LabCourse: Solar System Simulation - Data Generation

This repository contains a Python3 script to generate simulation data for the lab course Solar System Simulation according to https://github.com/SCTeaching-NBody/LabCourse_Slides usable with https://github.com/SCTeaching-NBody/LabCourse_Implementation.

Dependencies

Required Python3 packages:

• tabulate
• astroquery
• requests
• argparse

They can be installed using:

pip3 install -r requirements.txt

Usage

The script can be used to generate 4 different scenarios:

• planets_and_moons: all planets, dwarf planets, and named moons for which we could found mass specifications (177 bodies as of 2024-01-24).
• scenario1: all planets, dwarf planets, and named moons as well as all asteroids with a defined diameter and albedo, where the Main-belt Asteroids are additional constrained to have a diameter of at least 10km (19048 bodies as of 2024-01-24).
• scenario2: all planets, dwarf planets, and named moons as well as all as many asteroids such that the number of bodies is LIMIT - 1 (minus one to account for the Sun that isn't added by this script).
• full: all planets, dwarf planets, named moons, and asteroids queryable through NASA's databases (1345036 bodies as of 2024-01-24).

python3 query_data.py --help
usage: query_data [-h] -o OUTPUT [-s {planets_and_moons,scenario1,scenario2,full}] [-l LIMIT]

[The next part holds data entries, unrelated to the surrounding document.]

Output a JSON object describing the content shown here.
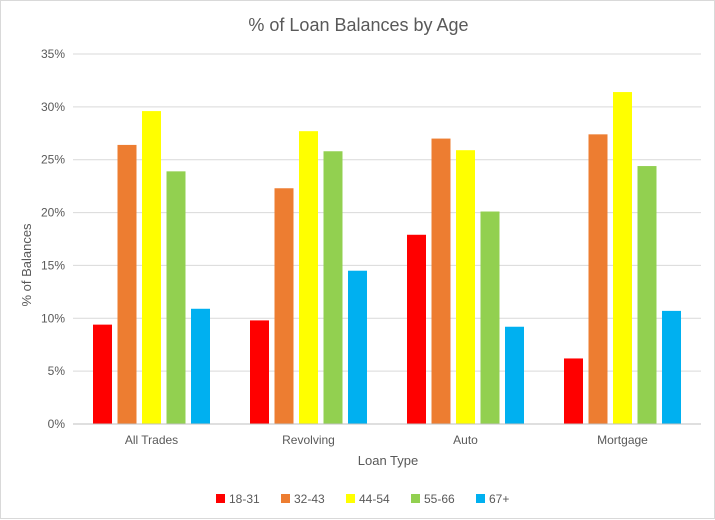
{
  "chart_data": {
    "type": "bar",
    "title": "% of Loan Balances by Age",
    "xlabel": "Loan Type",
    "ylabel": "% of Balances",
    "categories": [
      "All Trades",
      "Revolving",
      "Auto",
      "Mortgage"
    ],
    "ylim": [
      0,
      35
    ],
    "yticks": [
      0,
      5,
      10,
      15,
      20,
      25,
      30,
      35
    ],
    "ytick_labels": [
      "0%",
      "5%",
      "10%",
      "15%",
      "20%",
      "25%",
      "30%",
      "35%"
    ],
    "grid": true,
    "legend_position": "bottom",
    "series": [
      {
        "name": "18-31",
        "color": "#ff0000",
        "values": [
          9.4,
          9.8,
          17.9,
          6.2
        ]
      },
      {
        "name": "32-43",
        "color": "#ed7d31",
        "values": [
          26.4,
          22.3,
          27.0,
          27.4
        ]
      },
      {
        "name": "44-54",
        "color": "#ffff00",
        "values": [
          29.6,
          27.7,
          25.9,
          31.4
        ]
      },
      {
        "name": "55-66",
        "color": "#92d050",
        "values": [
          23.9,
          25.8,
          20.1,
          24.4
        ]
      },
      {
        "name": "67+",
        "color": "#00b0f0",
        "values": [
          10.9,
          14.5,
          9.2,
          10.7
        ]
      }
    ]
  }
}
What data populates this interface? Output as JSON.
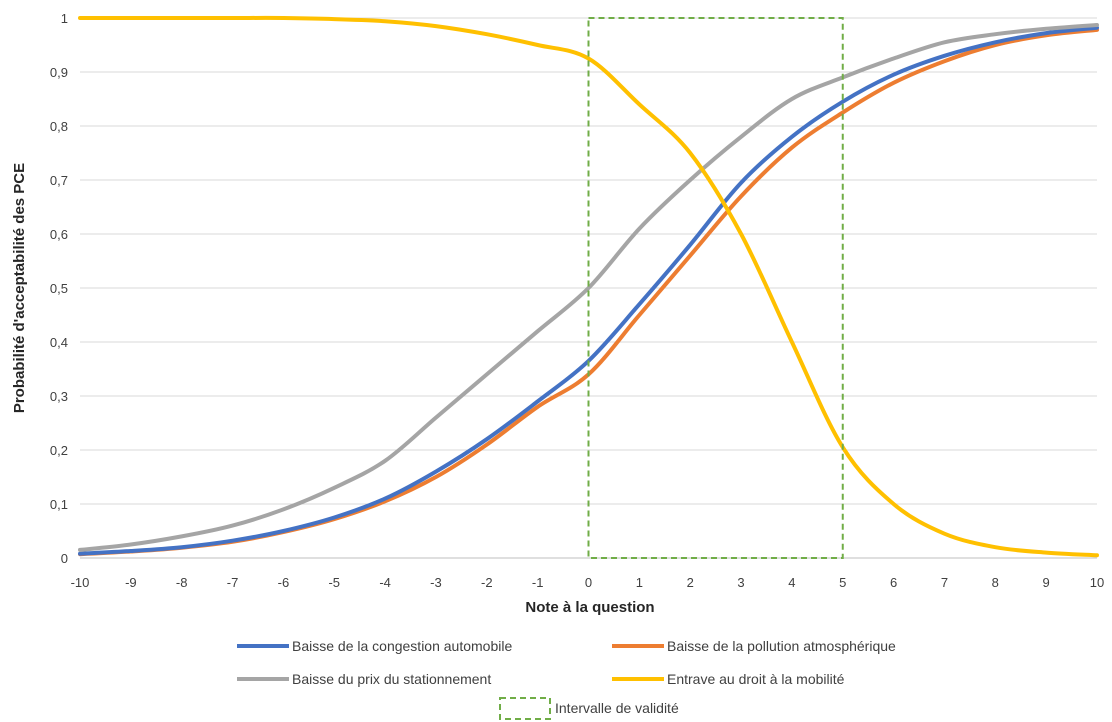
{
  "chart_data": {
    "type": "line",
    "title": "",
    "xlabel": "Note à la question",
    "ylabel": "Probabilité d'acceptabilité des PCE",
    "xlim": [
      -10,
      10
    ],
    "ylim": [
      0,
      1
    ],
    "x_ticks": [
      "-10",
      "-9",
      "-8",
      "-7",
      "-6",
      "-5",
      "-4",
      "-3",
      "-2",
      "-1",
      "0",
      "1",
      "2",
      "3",
      "4",
      "5",
      "6",
      "7",
      "8",
      "9",
      "10"
    ],
    "y_ticks": [
      "0",
      "0,1",
      "0,2",
      "0,3",
      "0,4",
      "0,5",
      "0,6",
      "0,7",
      "0,8",
      "0,9",
      "1"
    ],
    "grid": "horizontal",
    "legend_position": "bottom",
    "x": [
      -10,
      -9,
      -8,
      -7,
      -6,
      -5,
      -4,
      -3,
      -2,
      -1,
      0,
      1,
      2,
      3,
      4,
      5,
      6,
      7,
      8,
      9,
      10
    ],
    "series": [
      {
        "name": "Baisse de la congestion automobile",
        "color": "#4472C4",
        "values": [
          0.008,
          0.013,
          0.02,
          0.032,
          0.05,
          0.075,
          0.11,
          0.16,
          0.22,
          0.29,
          0.365,
          0.47,
          0.58,
          0.695,
          0.78,
          0.845,
          0.895,
          0.93,
          0.955,
          0.972,
          0.982
        ]
      },
      {
        "name": "Baisse de la pollution atmosphérique",
        "color": "#ED7D31",
        "values": [
          0.007,
          0.012,
          0.019,
          0.03,
          0.048,
          0.072,
          0.105,
          0.15,
          0.21,
          0.28,
          0.34,
          0.45,
          0.56,
          0.67,
          0.76,
          0.825,
          0.88,
          0.92,
          0.95,
          0.968,
          0.978
        ]
      },
      {
        "name": "Baisse du prix du stationnement",
        "color": "#A5A5A5",
        "values": [
          0.015,
          0.025,
          0.04,
          0.06,
          0.09,
          0.13,
          0.18,
          0.26,
          0.34,
          0.42,
          0.5,
          0.61,
          0.7,
          0.78,
          0.85,
          0.89,
          0.925,
          0.955,
          0.97,
          0.98,
          0.987
        ]
      },
      {
        "name": "Entrave au droit à la mobilité",
        "color": "#FFC000",
        "values": [
          1.0,
          1.0,
          1.0,
          1.0,
          1.0,
          0.998,
          0.994,
          0.985,
          0.97,
          0.95,
          0.925,
          0.84,
          0.75,
          0.6,
          0.4,
          0.205,
          0.1,
          0.045,
          0.02,
          0.01,
          0.005
        ]
      }
    ],
    "validity_interval": {
      "name": "Intervalle de validité",
      "x_range": [
        0,
        5
      ],
      "y_range": [
        0,
        1
      ],
      "color": "#70AD47",
      "style": "dashed"
    }
  }
}
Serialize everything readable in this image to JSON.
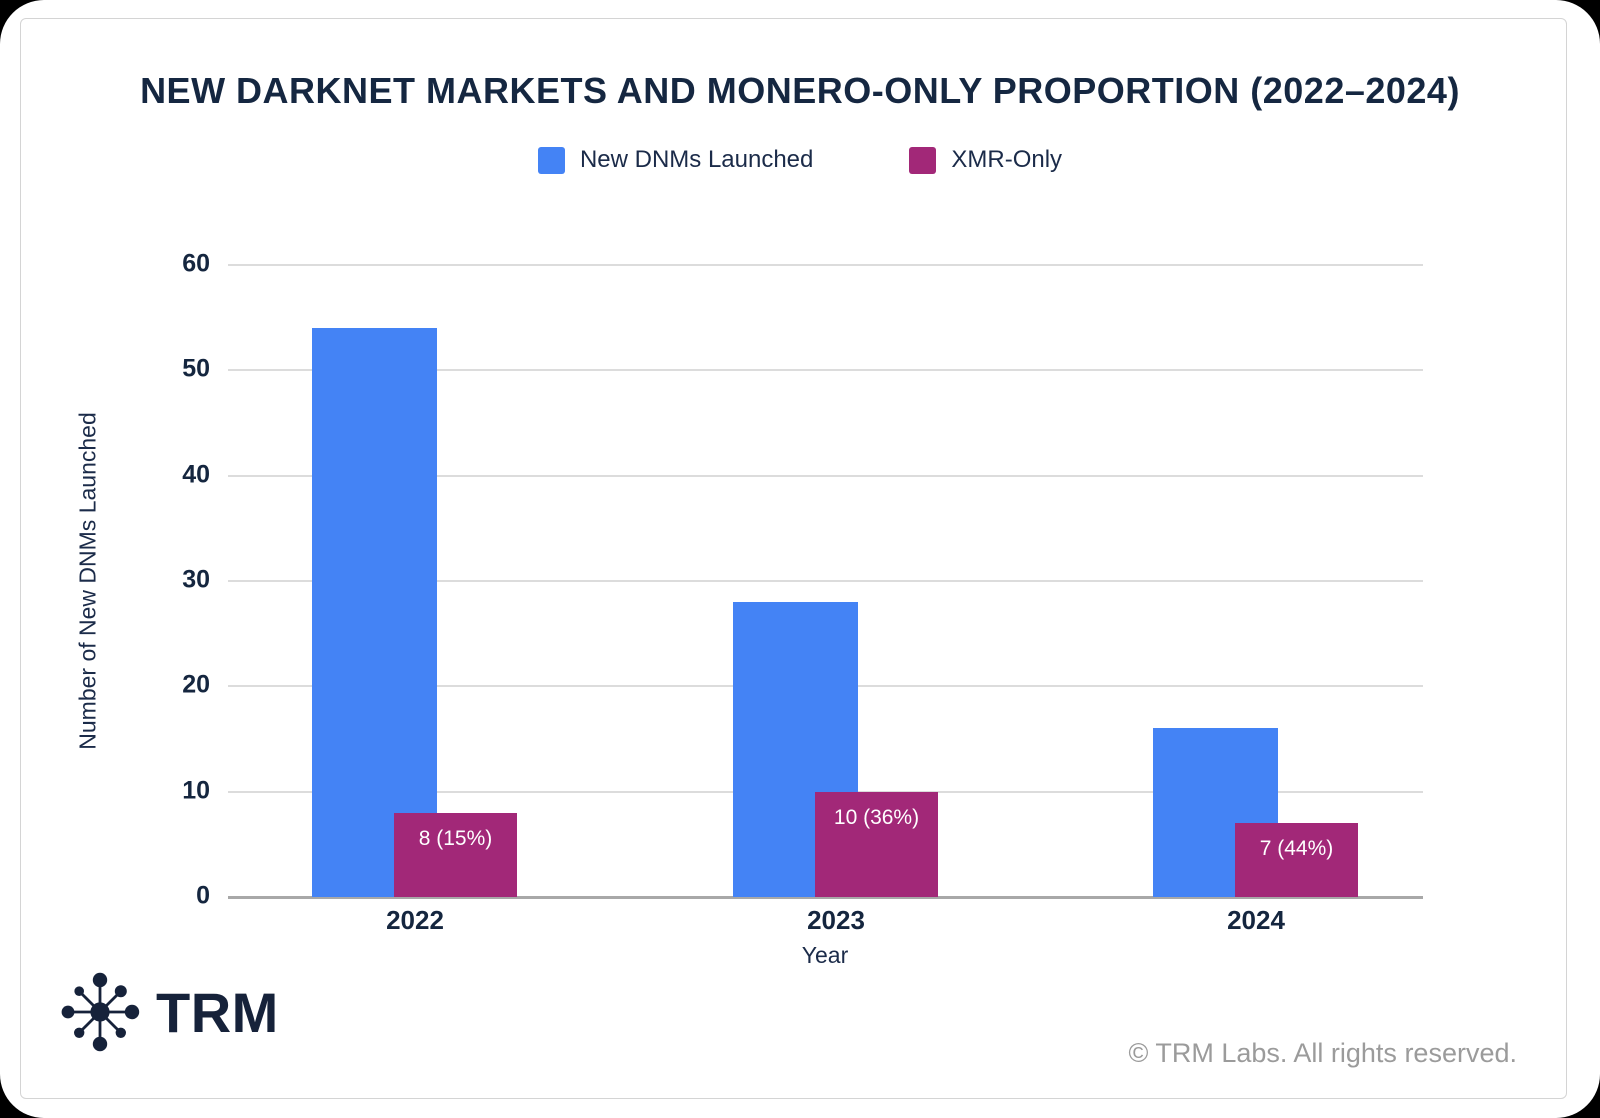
{
  "card": {
    "title": "NEW DARKNET MARKETS AND MONERO-ONLY PROPORTION (2022–2024)",
    "logo_text": "TRM",
    "logo_icon": "hub-spoke-network-icon",
    "copyright": "© TRM Labs. All rights reserved."
  },
  "legend": {
    "items": [
      {
        "label": "New DNMs Launched",
        "color": "#4483f5"
      },
      {
        "label": "XMR-Only",
        "color": "#a22878"
      }
    ]
  },
  "chart_data": {
    "type": "bar",
    "title": "NEW DARKNET MARKETS AND MONERO-ONLY PROPORTION (2022–2024)",
    "categories": [
      "2022",
      "2023",
      "2024"
    ],
    "series": [
      {
        "name": "New DNMs Launched",
        "color": "#4483f5",
        "values": [
          54,
          28,
          16
        ],
        "labels": [
          "",
          "",
          ""
        ]
      },
      {
        "name": "XMR-Only",
        "color": "#a22878",
        "values": [
          8,
          10,
          7
        ],
        "labels": [
          "8 (15%)",
          "10 (36%)",
          "7 (44%)"
        ]
      }
    ],
    "xlabel": "Year",
    "ylabel": "Number of New DNMs Launched",
    "ylim": [
      0,
      60
    ],
    "yticks": [
      0,
      10,
      20,
      30,
      40,
      50,
      60
    ],
    "grid": true,
    "legend_position": "top",
    "bar_label_color": "#ffffff"
  },
  "colors": {
    "title_text": "#152741",
    "axis_text": "#15263f",
    "gridline": "#dcdcdc",
    "axis_line": "#a8a8a8",
    "card_border": "#d4d4d4",
    "footer_text": "#9b9b9b",
    "logo_navy": "#16223a",
    "background": "#000000",
    "card_background": "#ffffff"
  }
}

Query asteroid data from NASA's Small Body Database.

options:
  -h, --help            show this help message and exit
  -o OUTPUT, --output OUTPUT
                        the output filename containing the Keplerian Orbital Elements in CSV format
  -s {planets_and_moons,scenario1,scenario2,full}, --scenario {planets_and_moons,scenario1,scenario2,full}
                        the scenario used to create the output file
  -l LIMIT, --limit LIMIT
                        the upper limit of number of bodies for scenario2

The resulting csv file contains 14 columns:

e,a,i,om,w,ma,epoch,H,albedo,diameter,class,name,mass,central_body

• the six Keplerian orbital elements (required): the eccentricity e, the semi-major axis a (in AU), the inclination i (in rad), the longitude of the ascending node om (in rad), the argument of periapsis w (in rad), and the mean anomaly ma (in rad)
• the epoch (in JD) for which the Keplerian orbital elements are valid (required)
• physical quantities that can be used to approximate the body's mass (required, but may be 0.0!): the absolute magnitude H, the geometric albedo, and the diameter (in km)
• the mass (in kg) of the body (optional; if not given, approximated)
• the orbital class of the body (required; note that four custom (unofficial) classes where added for a better visualization)
• the IAU name of the body (required; may be empty)
• the central_body that the body orbits (optional; if not given, assumed to be the Sun/Sol)

Note: this script never adds the Sun/Sol to the data set since it isn't possible to represent its position using Keplerian orbital elements.